The betas are updated daily, based on the prior rolling 20 days, to better understand how any given stock’s Covid beta is changing.
Since inception on February 19, the Covid beta has had a standard deviation of 38%. “A staggering number,” says Reynolds. “The high level of risk from Covid is unprecedented. Industry risks are typically 8% to 10%, and common factor risks are lower. Never before have we seen an extra market statistical factor that had that kind of risk,” he adds.
In the weeks leading up to this article, Covid beta has had a modest recovery—taking encouragement from central banks’ move to anchor fixed-income markets, combined with optimism about economies reopening and, not least, the prospects for a vaccine.

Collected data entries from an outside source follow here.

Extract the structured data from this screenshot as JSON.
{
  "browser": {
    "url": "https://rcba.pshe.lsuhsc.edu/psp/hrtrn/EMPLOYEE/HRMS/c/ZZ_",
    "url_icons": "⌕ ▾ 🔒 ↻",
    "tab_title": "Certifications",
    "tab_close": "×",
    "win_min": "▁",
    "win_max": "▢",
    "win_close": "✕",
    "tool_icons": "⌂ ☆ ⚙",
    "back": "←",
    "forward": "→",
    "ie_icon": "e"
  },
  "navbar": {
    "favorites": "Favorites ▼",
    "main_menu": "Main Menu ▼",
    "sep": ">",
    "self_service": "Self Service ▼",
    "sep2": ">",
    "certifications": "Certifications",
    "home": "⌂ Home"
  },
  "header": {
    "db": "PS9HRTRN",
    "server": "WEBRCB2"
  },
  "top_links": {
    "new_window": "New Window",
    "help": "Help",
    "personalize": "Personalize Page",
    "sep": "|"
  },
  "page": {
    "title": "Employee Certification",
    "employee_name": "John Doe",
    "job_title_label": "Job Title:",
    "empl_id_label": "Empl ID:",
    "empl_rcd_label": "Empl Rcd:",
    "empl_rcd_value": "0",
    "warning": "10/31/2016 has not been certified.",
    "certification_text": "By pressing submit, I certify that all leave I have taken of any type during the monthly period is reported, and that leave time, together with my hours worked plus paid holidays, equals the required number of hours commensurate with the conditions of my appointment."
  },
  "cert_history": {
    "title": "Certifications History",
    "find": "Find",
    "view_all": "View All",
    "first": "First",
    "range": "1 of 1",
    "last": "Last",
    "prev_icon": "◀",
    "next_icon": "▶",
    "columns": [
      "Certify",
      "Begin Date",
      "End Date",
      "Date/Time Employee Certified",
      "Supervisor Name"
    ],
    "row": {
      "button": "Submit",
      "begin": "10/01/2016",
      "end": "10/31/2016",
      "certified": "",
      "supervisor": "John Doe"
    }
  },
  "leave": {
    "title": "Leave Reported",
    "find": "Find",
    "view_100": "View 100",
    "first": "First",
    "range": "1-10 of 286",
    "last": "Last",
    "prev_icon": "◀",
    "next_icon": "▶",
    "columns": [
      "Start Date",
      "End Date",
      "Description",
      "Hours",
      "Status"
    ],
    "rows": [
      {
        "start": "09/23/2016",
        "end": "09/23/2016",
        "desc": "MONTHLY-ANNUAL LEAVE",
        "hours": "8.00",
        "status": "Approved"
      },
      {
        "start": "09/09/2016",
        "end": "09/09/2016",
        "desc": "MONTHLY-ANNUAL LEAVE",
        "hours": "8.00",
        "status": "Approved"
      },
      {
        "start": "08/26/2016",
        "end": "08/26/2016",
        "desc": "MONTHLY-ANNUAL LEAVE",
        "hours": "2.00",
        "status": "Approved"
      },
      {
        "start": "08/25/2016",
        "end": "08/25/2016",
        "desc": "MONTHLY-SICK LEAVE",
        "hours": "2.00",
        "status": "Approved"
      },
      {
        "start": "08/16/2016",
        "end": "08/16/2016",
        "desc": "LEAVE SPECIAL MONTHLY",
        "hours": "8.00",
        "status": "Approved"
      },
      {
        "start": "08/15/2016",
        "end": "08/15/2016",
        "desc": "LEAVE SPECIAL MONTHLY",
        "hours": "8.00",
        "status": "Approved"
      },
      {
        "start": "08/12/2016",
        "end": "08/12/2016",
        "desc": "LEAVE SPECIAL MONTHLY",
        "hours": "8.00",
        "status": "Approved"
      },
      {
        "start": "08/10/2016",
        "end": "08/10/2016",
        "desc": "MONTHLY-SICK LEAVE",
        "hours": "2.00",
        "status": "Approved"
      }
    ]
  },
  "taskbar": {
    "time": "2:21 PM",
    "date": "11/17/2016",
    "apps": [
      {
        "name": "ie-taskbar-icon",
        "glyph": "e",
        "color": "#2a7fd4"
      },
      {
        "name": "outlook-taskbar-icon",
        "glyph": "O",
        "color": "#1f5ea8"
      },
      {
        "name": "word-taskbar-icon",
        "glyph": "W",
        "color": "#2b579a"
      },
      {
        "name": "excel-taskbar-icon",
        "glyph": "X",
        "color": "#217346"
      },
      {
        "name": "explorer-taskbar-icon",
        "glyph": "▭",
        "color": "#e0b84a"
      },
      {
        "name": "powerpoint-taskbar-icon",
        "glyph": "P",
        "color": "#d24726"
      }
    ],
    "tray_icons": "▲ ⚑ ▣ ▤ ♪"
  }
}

As at the end of May, high Covid-beta stocks were outperforming others. Airlines, for example, experienced a significant boost. But, according to Reynolds, full economic recovery is unlikely until the two-thirds of the population unable to work from home are back at work.
“It’s our view that, despite the market’s strong rebound in April and May, Covid-beta risk is still extreme—not quite as high as it was in March, but it’s still over 30%, so we’re going to continue to monitor that,” he says.
At the time of writing, LACM’s models were maintaining a very strong bias towards high-quality balance sheets while avoiding those laden with debt—specifically investment-grade debt, now priced as junk debt—and the energy sector.